Fake images: The effects of digital media literacy on assessment of image credibility

In the digital age, authenticity of images has become a topic of considerable concern. Fake or manipulated images can deceive viewers, emotionally distress them, and skew their understanding of events and issues. “Fake images: The effects of source, intermediary, and digital media literacy on contextual assessment of image credibility online,” is a paper by Cuihua Shen, Mona Kasra, Grace A. Bassett, Yining Malloch, and James F. O’Brien.


The paper aims to understand how individuals evaluate the authenticity of images that accompany online stories, particularly focusing on the influence of the source, intermediary, and digital media literacy on the contextual assessment of image credibility.


The researchers conducted a large-scale online experiment using Amazon Mechanical Turk, comprising six batches, to investigate the factors that affect the assessment of image credibility.

Key Findings

  1. Source Credibility: The credibility of the source significantly impacts how individuals perceive the authenticity of an image. Trustworthy sources are more likely to lead to a higher assessment of image credibility.
  2. Intermediary Influence: Intermediaries like social media platforms or news aggregators can affect the assessment of image credibility. The study found that the way these intermediaries present images plays a role in shaping user perception.
  3. Digital Media Literacy: The level of digital media literacy among individuals is another key factor. Those with higher media literacy tend to be more skeptical and discerning in evaluating image credibility.
  4. Emotional Responses: The paper highlights that fake or manipulated images propagated online have the capacity to deceive, emotionally distress, and influence public opinions.
  5. Need for Improved Tools: The study concludes that there is a need for better tools and education to help individuals critically evaluate images online, given the increasing prevalence of manipulated images.

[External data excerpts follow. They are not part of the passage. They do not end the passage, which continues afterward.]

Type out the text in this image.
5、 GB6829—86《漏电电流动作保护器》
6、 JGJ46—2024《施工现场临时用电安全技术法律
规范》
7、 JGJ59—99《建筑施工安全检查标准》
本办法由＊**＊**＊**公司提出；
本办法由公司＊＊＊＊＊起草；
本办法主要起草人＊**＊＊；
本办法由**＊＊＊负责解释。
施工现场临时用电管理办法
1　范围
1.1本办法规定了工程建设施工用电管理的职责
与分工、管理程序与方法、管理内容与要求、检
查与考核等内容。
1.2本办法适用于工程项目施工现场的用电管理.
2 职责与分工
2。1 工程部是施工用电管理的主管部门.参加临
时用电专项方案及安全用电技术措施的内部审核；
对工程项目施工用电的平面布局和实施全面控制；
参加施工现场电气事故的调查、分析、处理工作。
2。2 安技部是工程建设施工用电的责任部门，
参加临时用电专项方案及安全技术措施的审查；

The paper provides valuable insights into the multifaceted nature of image credibility assessment online. It emphasizes the complex interplay between source, intermediary, and individual factors in shaping perceptions of image authenticity. The findings underscore the need for enhancing digital media literacy and developing tools to aid users in discerning the credibility of images on the web.

These key findings offer a comprehensive understanding of how individuals evaluate the authenticity of images online and the factors that influence their judgments. The implications of this research extend to various domains, including media, education, and technology, and contribute to ongoing conversations about misinformation and digital literacy in the contemporary media landscape.